Key advantages in the competition for talent acquisition

These few examples alone show that it is not only large human resources departments that engage in high-volume hiring or receive huge numbers of applications that can benefit from AI recruiting. Such tools can also help smaller organizations in the competitive world of talent acquisition. 

  • AI-driven tools speed up the recruitment process. A short time-to-hire will prevent specialists and top talents withdrawing their application early because the process is taking too long or is too complicated. At the same time, AI-driven tools can also enhance employer branding, because potential candidates take a positive view of short response times. 

  • Artificial intelligence relieves recruiters of frustrating routine tasks, leaving them with more time for activities that actually add value, such as checking the AI-powered pre-selection, interview scheduling and engaging in personal discussions. 

  • Since AI recruiting software bases its pre-screening solely on facts, it is free of the bias humans are unaware they have, and avoids the bad decisions recruiters can make as a result of that bias. However, the best results are achieved by using a combination of AI recruitment and the human intelligence of recruiters with years of experience. 

Cautious acceptance among job seekers

However, the decision to move into automated recruiting should not be based solely on efficiency criteria or how well a solution will fit into the existing IT landscape. What the applicants think of AI recruitment software being used to automate part of the decision-making process that will determine the future of their career is at the very least equally important.  

The latest studies offer mixed opinions in this regard. For example, in its “Recruiting Trends 2020” study, the University of Bamberg discovered that job seekers have a positive attitude to chatbots. More than half of applicants felt these tools sped up recruitment, while 41 percent expect they will make applications easier.  

However, the more influence the AI recruitment software has over the selection process, at the cost of human interaction, the more critical opinions become. According to a recent representative study by the IU International University of Applied Sciences, 43 percent of respondents felt that artificial intelligence has a negative impact on the candidate experience because interpersonal relationship-building with the recruiters took a back seat. Even if two-thirds of respondents felt AI-enabled recruitment will become increasingly common in the future, only one-third saw this as a positive development, most often because it makes it possible to prevent bias based on background and gender. 

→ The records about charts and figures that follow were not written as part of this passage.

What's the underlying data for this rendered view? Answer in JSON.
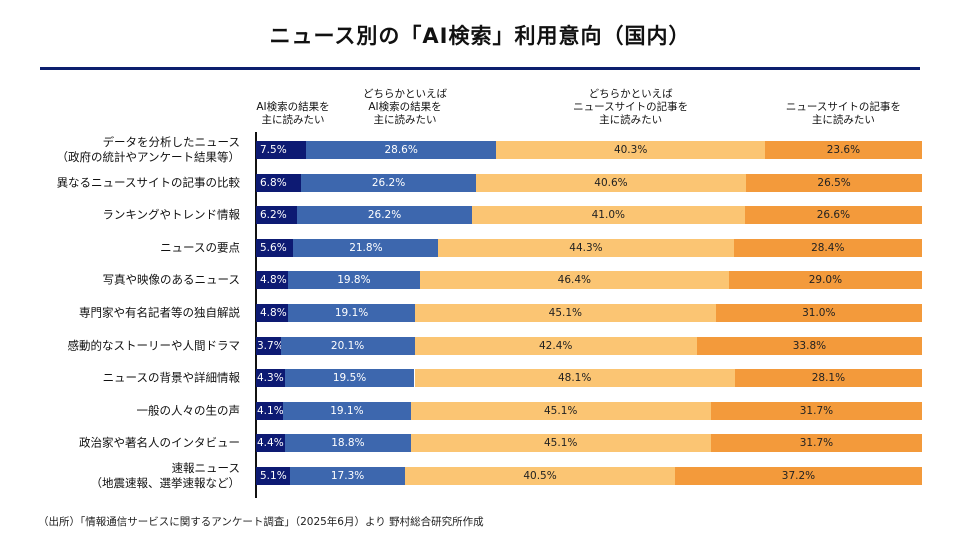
{
  "title": "ニュース別の「AI検索」利用意向（国内）",
  "footer": "（出所）「情報通信サービスに関するアンケート調査」（2025年6月）より 野村総合研究所作成",
  "colors": {
    "rule": "#0c1f6e",
    "series": [
      "#0d1a73",
      "#3d67ae",
      "#fbc573",
      "#f39a3b"
    ],
    "label_text": [
      "#ffffff",
      "#ffffff",
      "#222222",
      "#222222"
    ]
  },
  "chart_data": {
    "type": "bar",
    "orientation": "horizontal",
    "stacked": true,
    "normalized_percent": true,
    "title": "ニュース別の「AI検索」利用意向（国内）",
    "xlabel": "",
    "ylabel": "",
    "xlim": [
      0,
      100
    ],
    "grid": false,
    "legend_position": "top",
    "legend": [
      [
        "AI検索の結果を",
        "主に読みたい"
      ],
      [
        "どちらかといえば",
        "AI検索の結果を",
        "主に読みたい"
      ],
      [
        "どちらかといえば",
        "ニュースサイトの記事を",
        "主に読みたい"
      ],
      [
        "ニュースサイトの記事を",
        "主に読みたい"
      ]
    ],
    "categories": [
      [
        "データを分析したニュース",
        "（政府の統計やアンケート結果等）"
      ],
      [
        "異なるニュースサイトの記事の比較"
      ],
      [
        "ランキングやトレンド情報"
      ],
      [
        "ニュースの要点"
      ],
      [
        "写真や映像のあるニュース"
      ],
      [
        "専門家や有名記者等の独自解説"
      ],
      [
        "感動的なストーリーや人間ドラマ"
      ],
      [
        "ニュースの背景や詳細情報"
      ],
      [
        "一般の人々の生の声"
      ],
      [
        "政治家や著名人のインタビュー"
      ],
      [
        "速報ニュース",
        "（地震速報、選挙速報など）"
      ]
    ],
    "series": [
      {
        "name": "AI検索の結果を主に読みたい",
        "values": [
          7.5,
          6.8,
          6.2,
          5.6,
          4.8,
          4.8,
          3.7,
          4.3,
          4.1,
          4.4,
          5.1
        ]
      },
      {
        "name": "どちらかといえばAI検索の結果を主に読みたい",
        "values": [
          28.6,
          26.2,
          26.2,
          21.8,
          19.8,
          19.1,
          20.1,
          19.5,
          19.1,
          18.8,
          17.3
        ]
      },
      {
        "name": "どちらかといえばニュースサイトの記事を主に読みたい",
        "values": [
          40.3,
          40.6,
          41.0,
          44.3,
          46.4,
          45.1,
          42.4,
          48.1,
          45.1,
          45.1,
          40.5
        ]
      },
      {
        "name": "ニュースサイトの記事を主に読みたい",
        "values": [
          23.6,
          26.5,
          26.6,
          28.4,
          29.0,
          31.0,
          33.8,
          28.1,
          31.7,
          31.7,
          37.2
        ]
      }
    ],
    "value_suffix": "%"
  }
}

Transparency is key when it comes to AI

Recruiters who turn to AI recruiting software would therefore be well advised to invest a lot of time and effort in communicating with potential applicants and putting to rest their concerns and suspicions. In addition to sufficient transparency about the way recruitment software is used and for what purpose, this should also include information about data protection and the GDPR, along with the benefits of the software selected. It is also important that applicants have a personal contact in the recruiting team who accompanies them throughout the recruitment process. After all, there is more to recruitment than communication and workflows. It also involves emotions, values and respect – in other words, the human touch of recruiters that AI recruiting can never understand or replicate.